PanoWorld-X: Generating Explorable Panoramic Worlds via Sphere-Aware Video Diffusion
Abstract
Achieving a complete and explorable 360-degree visual world is a cornerstone of immersive content creation. While recent advances in video generation have achieved impressive results, they follow a 2D paradigm that treats content generation as transitions of 2D pixels, lacking an intrinsic understanding of the physical 3D world, resulting in frequent geometric inconsistencies. To achieve an explorable and physical-consistent visual world, the generation process should shift to a 3D paradigm: the visual content is governed by the physical relationships of the entire 3D environment together with 3D motion signals.
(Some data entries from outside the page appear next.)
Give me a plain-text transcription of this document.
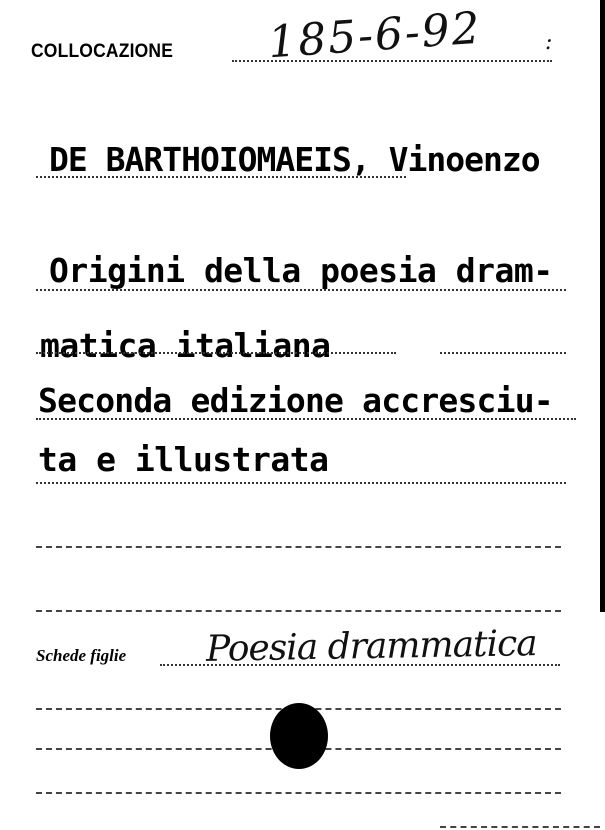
COLLOCAZIONE 185-6-92	:
DE BARTHOIOMAEIS, Vinoenzo
Origini della poesia dram-
matica italiana
Seconda edizione accresciu-
ta e illustrata
Schede figlie Poesia drammatica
However, under this setting, the conventional modeling methods and control signals, such as spatial attention computation in a 2D space, become unsuitable and ineffective. To address this, we propose PanoWorld-X for explorable 3D scene video generation. Our framework is built on the panoramic representation, which naturally maps a 3D scene into a standard format and provides an ideal basis for consistency. Specifically, we first develop a data curation pipeline to produce high-quality and large-motion 3D scene evolution with movement trajectories. To achieve precise control, we design the Exploration Panoramic Plücker Embedding (PPE), a guidance signal tailored for 3D motion. Furthermore, leveraging the spherical geometric properties of panoramic data, we propose a sphere-aware attention mechanism, which can capture true geometric adjacency by reprojecting features onto a spherical surface. Extensive experiments demonstrate that PanoWorld-X achieves superior performance in motion range, control precision, and visual quality, underscoring its potential for real-world applications.